Une vieille méthode à ne pas abandonner.

Un chapon est toujours un plat de choix dont la qualité n'est pas à discuter. Mais pourquoi, actuellement, en trouve-t-on si difficilement sur le marché, quoique certaines provinces en envoient encore quelques-uns aux Halles ? Il semble qu'un certain discrédit ait été jeté sur cette spécialisation tout à fait particulière de l'aviculture française, spécialisation souvent qualifiée de désuète, archaïque, révolue, que sais-je encore ? Et, pourtant, si l'on regarde ce qui se fait dans certains pays où l'aviculture est la plus modernisée du monde (et nous pensons aux États-Unis), on s'aperçoit que le chaponnage y occupe une place estimée, et que le département de l'Agriculture de l'État, encouragé par les éleveurs qu'il soutient, s'y intéresse activement.

Mais, là encore, au lieu de supprimer une méthode, il faut la moderniser, la perfectionner, l'adapter, surtout dans un pays comme le nôtre, où les basses-cours de petite et de moyenne importance sont les plus nombreuses ; dans un pays où l'élevage en batterie n'est pas l'apanage de tout éleveur ; dans un pays où nombre de gens recherchent la qualité dans toute sa perfection.

Nous ne voulons pas nous étendre ici sur les avantages multiples des chapons. Nous voulons simplement vous entretenir aujourd'hui du chaponnage, afin que votre attention soit attirée par cette méthode de production de volailles de première qualité.

Tout d'abord, on ne peut transformer n'importe quel coquelet en excellent chapon. Il faut savoir choisir des sujets robustes, bien charpentés, d'une race orientée vers la production de la chair. Un coquelet Leghorn ne fera jamais qu'un mauvais chapon. Les races de Plymouth-Rock, les Rhode-Island, les Wyandotte, les coquelets de La Flèche produisent, au contraire, les meilleurs chapons.

Le chaponnage, ou castration des sujets mâles en vue d'obtenir un fort volume et une chair plus savoureuse, doit se pratiquer sur des bêtes âgées de deux à trois mois. Quand les sujets sont plus âgés, l'opération est plus délicate et les suites peuvent en être plus dangereuses.

Autrefois, les paysannes se servaient de leurs doigts pour enlever les testicules des futurs chapons. Cela n'est pas très hygiénique et, en outre, requiert une très grande habitude qui n'est pas donnée à tout le monde. Il est beaucoup plus propre et beaucoup plus facile de se servir de quelques instruments.
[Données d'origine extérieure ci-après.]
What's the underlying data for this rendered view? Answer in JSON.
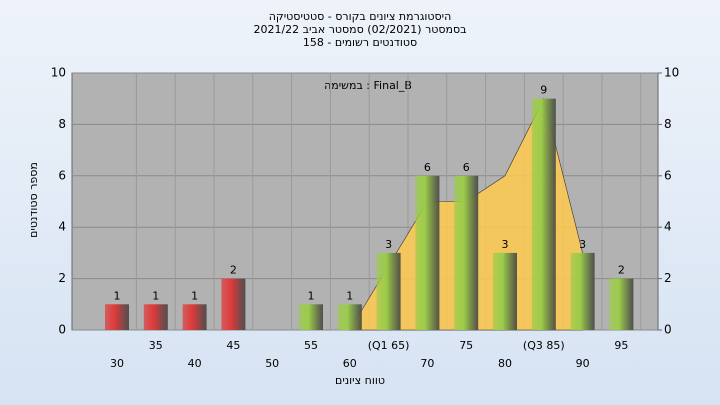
{
  "chart_data": {
    "type": "bar",
    "title": "היסטוגרמת ציונים בקורס - סטטיסטיקה",
    "subtitle": "בסמסטר  (02/2021)  סמסטר אביב 2021/22",
    "subtitle2": "סטודנטים רשומים - 158",
    "annotation": "במשימה : Final_B",
    "y_label": "מספר סטודנטים",
    "x_label": "טווח ציונים",
    "categories": [
      "30",
      "35",
      "40",
      "45",
      "50",
      "55",
      "60",
      "(Q1 65)",
      "70",
      "75",
      "80",
      "(Q3 85)",
      "90",
      "95"
    ],
    "values": [
      1,
      1,
      1,
      2,
      0,
      1,
      1,
      3,
      6,
      6,
      3,
      9,
      3,
      2
    ],
    "colors": [
      "#e03a3a",
      "#e03a3a",
      "#e03a3a",
      "#e03a3a",
      "#e03a3a",
      "#9ccc4a",
      "#9ccc4a",
      "#9ccc4a",
      "#9ccc4a",
      "#9ccc4a",
      "#9ccc4a",
      "#9ccc4a",
      "#9ccc4a",
      "#9ccc4a"
    ],
    "area_values": [
      null,
      null,
      null,
      null,
      null,
      null,
      0,
      2.5,
      5,
      5,
      6,
      9,
      3,
      null
    ],
    "area_color": "#ffc94f",
    "ylim": [
      0,
      10
    ],
    "yticks": [
      0,
      2,
      4,
      6,
      8,
      10
    ],
    "y2lim": [
      0,
      10
    ],
    "y2ticks": [
      0,
      2,
      4,
      6,
      8,
      10
    ],
    "grid": true
  }
}
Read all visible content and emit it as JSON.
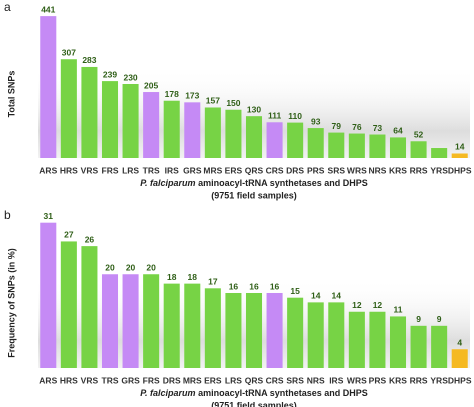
{
  "chart_data": [
    {
      "type": "bar",
      "panel_label": "a",
      "ylabel": "Total SNPs",
      "xlabel_italic": "P. falciparum",
      "xlabel": "aminoacyl-tRNA synthetases and DHPS",
      "xlabel2": "(9751 field samples)",
      "categories": [
        "ARS",
        "HRS",
        "VRS",
        "FRS",
        "LRS",
        "TRS",
        "IRS",
        "GRS",
        "MRS",
        "ERS",
        "QRS",
        "CRS",
        "DRS",
        "PRS",
        "SRS",
        "WRS",
        "NRS",
        "KRS",
        "RRS",
        "YRS",
        "DHPS"
      ],
      "values": [
        441,
        307,
        283,
        239,
        230,
        205,
        178,
        173,
        157,
        150,
        130,
        111,
        110,
        93,
        79,
        76,
        73,
        64,
        52,
        31,
        14
      ],
      "value_labels": [
        "441",
        "307",
        "283",
        "239",
        "230",
        "205",
        "178",
        "173",
        "157",
        "150",
        "130",
        "111",
        "110",
        "93",
        "79",
        "76",
        "73",
        "64",
        "52",
        null,
        "14"
      ],
      "colors": [
        "#c58af5",
        "#77d345",
        "#77d345",
        "#77d345",
        "#77d345",
        "#c58af5",
        "#77d345",
        "#c58af5",
        "#77d345",
        "#77d345",
        "#77d345",
        "#c58af5",
        "#77d345",
        "#77d345",
        "#77d345",
        "#77d345",
        "#77d345",
        "#77d345",
        "#77d345",
        "#77d345",
        "#f5b921"
      ],
      "ylim": [
        0,
        460
      ]
    },
    {
      "type": "bar",
      "panel_label": "b",
      "ylabel": "Frequency of SNPs (in %)",
      "xlabel_italic": "P. falciparum",
      "xlabel": "aminoacyl-tRNA synthetases and DHPS",
      "xlabel2": "(9751 field samples)",
      "categories": [
        "ARS",
        "HRS",
        "VRS",
        "TRS",
        "GRS",
        "FRS",
        "DRS",
        "MRS",
        "ERS",
        "LRS",
        "QRS",
        "CRS",
        "SRS",
        "NRS",
        "IRS",
        "WRS",
        "PRS",
        "KRS",
        "RRS",
        "YRS",
        "DHPS"
      ],
      "values": [
        31,
        27,
        26,
        20,
        20,
        20,
        18,
        18,
        17,
        16,
        16,
        16,
        15,
        14,
        14,
        12,
        12,
        11,
        9,
        9,
        4
      ],
      "value_labels": [
        "31",
        "27",
        "26",
        "20",
        "20",
        "20",
        "18",
        "18",
        "17",
        "16",
        "16",
        "16",
        "15",
        "14",
        "14",
        "12",
        "12",
        "11",
        "9",
        "9",
        "4"
      ],
      "colors": [
        "#c58af5",
        "#77d345",
        "#77d345",
        "#c58af5",
        "#c58af5",
        "#77d345",
        "#77d345",
        "#77d345",
        "#77d345",
        "#77d345",
        "#77d345",
        "#c58af5",
        "#77d345",
        "#77d345",
        "#77d345",
        "#77d345",
        "#77d345",
        "#77d345",
        "#77d345",
        "#77d345",
        "#f5b921"
      ],
      "ylim": [
        0,
        32
      ]
    }
  ]
}
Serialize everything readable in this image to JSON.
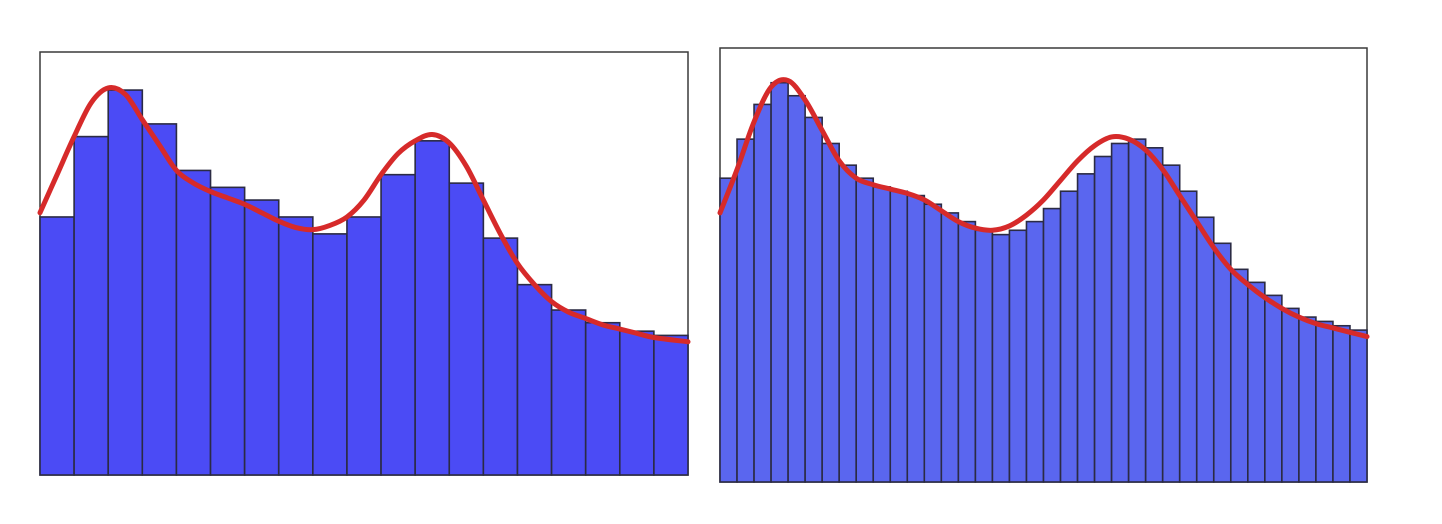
{
  "chart_data": [
    {
      "type": "bar",
      "bar_color": "#4b4bf5",
      "curve_color": "#d62a2a",
      "xlim": [
        0,
        19
      ],
      "ylim": [
        0,
        100
      ],
      "x_centers": [
        0.5,
        1.5,
        2.5,
        3.5,
        4.5,
        5.5,
        6.5,
        7.5,
        8.5,
        9.5,
        10.5,
        11.5,
        12.5,
        13.5,
        14.5,
        15.5,
        16.5,
        17.5,
        18.5
      ],
      "values": [
        61,
        80,
        91,
        83,
        72,
        68,
        65,
        61,
        57,
        61,
        71,
        79,
        69,
        56,
        45,
        39,
        36,
        34,
        33
      ],
      "curve": [
        [
          0,
          62
        ],
        [
          0.5,
          71
        ],
        [
          1,
          80
        ],
        [
          1.5,
          88
        ],
        [
          2,
          91.5
        ],
        [
          2.5,
          90
        ],
        [
          3,
          84
        ],
        [
          3.5,
          78
        ],
        [
          4,
          72
        ],
        [
          4.5,
          69
        ],
        [
          5,
          67
        ],
        [
          5.5,
          65.5
        ],
        [
          6,
          64
        ],
        [
          6.5,
          62
        ],
        [
          7,
          60
        ],
        [
          7.5,
          58.5
        ],
        [
          8,
          58
        ],
        [
          8.5,
          59
        ],
        [
          9,
          61
        ],
        [
          9.5,
          65
        ],
        [
          10,
          71
        ],
        [
          10.5,
          76
        ],
        [
          11,
          79
        ],
        [
          11.5,
          80.5
        ],
        [
          12,
          78.5
        ],
        [
          12.5,
          73
        ],
        [
          13,
          65
        ],
        [
          13.5,
          57
        ],
        [
          14,
          50
        ],
        [
          14.5,
          45
        ],
        [
          15,
          41
        ],
        [
          15.5,
          38.5
        ],
        [
          16,
          37
        ],
        [
          16.5,
          35.5
        ],
        [
          17,
          34.5
        ],
        [
          17.5,
          33.5
        ],
        [
          18,
          32.5
        ],
        [
          19,
          31.5
        ]
      ]
    },
    {
      "type": "bar",
      "bar_color": "#5a66ef",
      "curve_color": "#d62a2a",
      "xlim": [
        0,
        38
      ],
      "ylim": [
        0,
        100
      ],
      "x_centers": [
        0.5,
        1.5,
        2.5,
        3.5,
        4.5,
        5.5,
        6.5,
        7.5,
        8.5,
        9.5,
        10.5,
        11.5,
        12.5,
        13.5,
        14.5,
        15.5,
        16.5,
        17.5,
        18.5,
        19.5,
        20.5,
        21.5,
        22.5,
        23.5,
        24.5,
        25.5,
        26.5,
        27.5,
        28.5,
        29.5,
        30.5,
        31.5,
        32.5,
        33.5,
        34.5,
        35.5,
        36.5,
        37.5
      ],
      "values": [
        70,
        79,
        87,
        92,
        89,
        84,
        78,
        73,
        70,
        68,
        67,
        66,
        64,
        62,
        60,
        58,
        57,
        58,
        60,
        63,
        67,
        71,
        75,
        78,
        79,
        77,
        73,
        67,
        61,
        55,
        49,
        46,
        43,
        40,
        38,
        37,
        36,
        35
      ],
      "curve": [
        [
          0,
          62
        ],
        [
          1,
          72
        ],
        [
          2,
          83
        ],
        [
          3,
          91
        ],
        [
          4,
          92.5
        ],
        [
          5,
          88
        ],
        [
          6,
          81
        ],
        [
          7,
          74
        ],
        [
          8,
          70
        ],
        [
          9,
          68.5
        ],
        [
          10,
          67.5
        ],
        [
          11,
          66.5
        ],
        [
          12,
          65
        ],
        [
          13,
          62.5
        ],
        [
          14,
          60
        ],
        [
          15,
          58.5
        ],
        [
          16,
          58
        ],
        [
          17,
          59
        ],
        [
          18,
          61.5
        ],
        [
          19,
          65
        ],
        [
          20,
          69.5
        ],
        [
          21,
          74
        ],
        [
          22,
          77.5
        ],
        [
          23,
          79.5
        ],
        [
          24,
          79
        ],
        [
          25,
          76.5
        ],
        [
          26,
          72
        ],
        [
          27,
          66
        ],
        [
          28,
          60
        ],
        [
          29,
          54
        ],
        [
          30,
          49
        ],
        [
          31,
          45.5
        ],
        [
          32,
          42.5
        ],
        [
          33,
          40
        ],
        [
          34,
          38
        ],
        [
          35,
          36.5
        ],
        [
          36,
          35.5
        ],
        [
          37,
          34.5
        ],
        [
          38,
          33.5
        ]
      ]
    }
  ]
}
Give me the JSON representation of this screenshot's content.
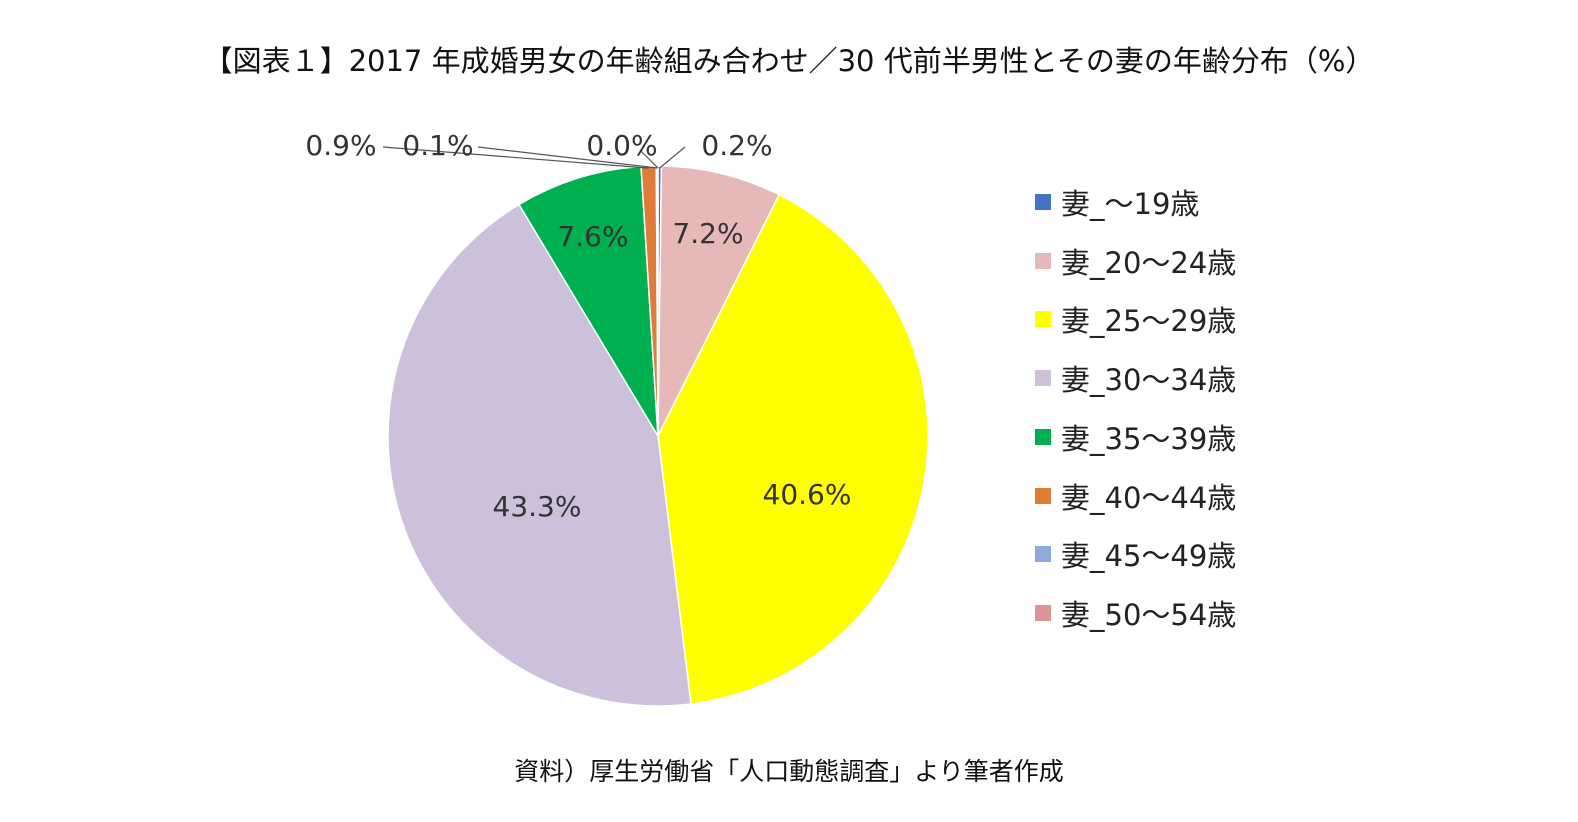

En voici la liste : un forceps pour enlever les testicules, un scalpel pour faire l'incision préalable, un écarteur pour maintenir l'incision ouverte et opérer plus commodément, un crochet spécial pour déchirer la membrane qui recouvre les intestins, une pince pour enlever les éléments étrangers qui auraient pu s'introduire dans le corps du sujet pendant l'opération.

Avant la castration, on fait jeûner les coquelets pendant au moins vingt-quatre heures. Et, pour pratiquer l'opération, on étend le sujet sur le côté, en pleine lumière, pour y voir très clair, ce qui est indispensable ; on lui lie les pattes et les ailes ; il est d'ailleurs très utile de se faire aider par une tierce personne. On enlève les plumes qui recouvrent la dernière et l'avant-dernière côte, afin que la peau soit mise à nu en cet endroit. On pratique en effet l'incision entre ces deux côtes, incision longue d'environ quatre centimètres et maintenue ouverte à l'aide de l'écarteur.

On aperçoit ainsi les intestins, recouverts par une fine membrane que l'on déchire à l'aide du petit crochet ci-dessus indiqué. Contre la colonne vertébrale se trouvent les deux testicules que l'on dégage avec la pince de la masse des intestins. On introduit alors le forceps (il en existe plusieurs modèles) et on saisit le testicule qui se trouve du côté de l'incision. C'est à ce moment que l'opération devient la plus délicate, car il faut arracher le testicule sans endommager l'artère rénale qui le touche, sinon le sujet mourrait sur-le-champ. Il faut donc retirer le testicule avec précaution, doucement et sans à-coup ; bientôt le testicule peut être ramené à l'extérieur, sans que la vie de l'animal soit mise en danger.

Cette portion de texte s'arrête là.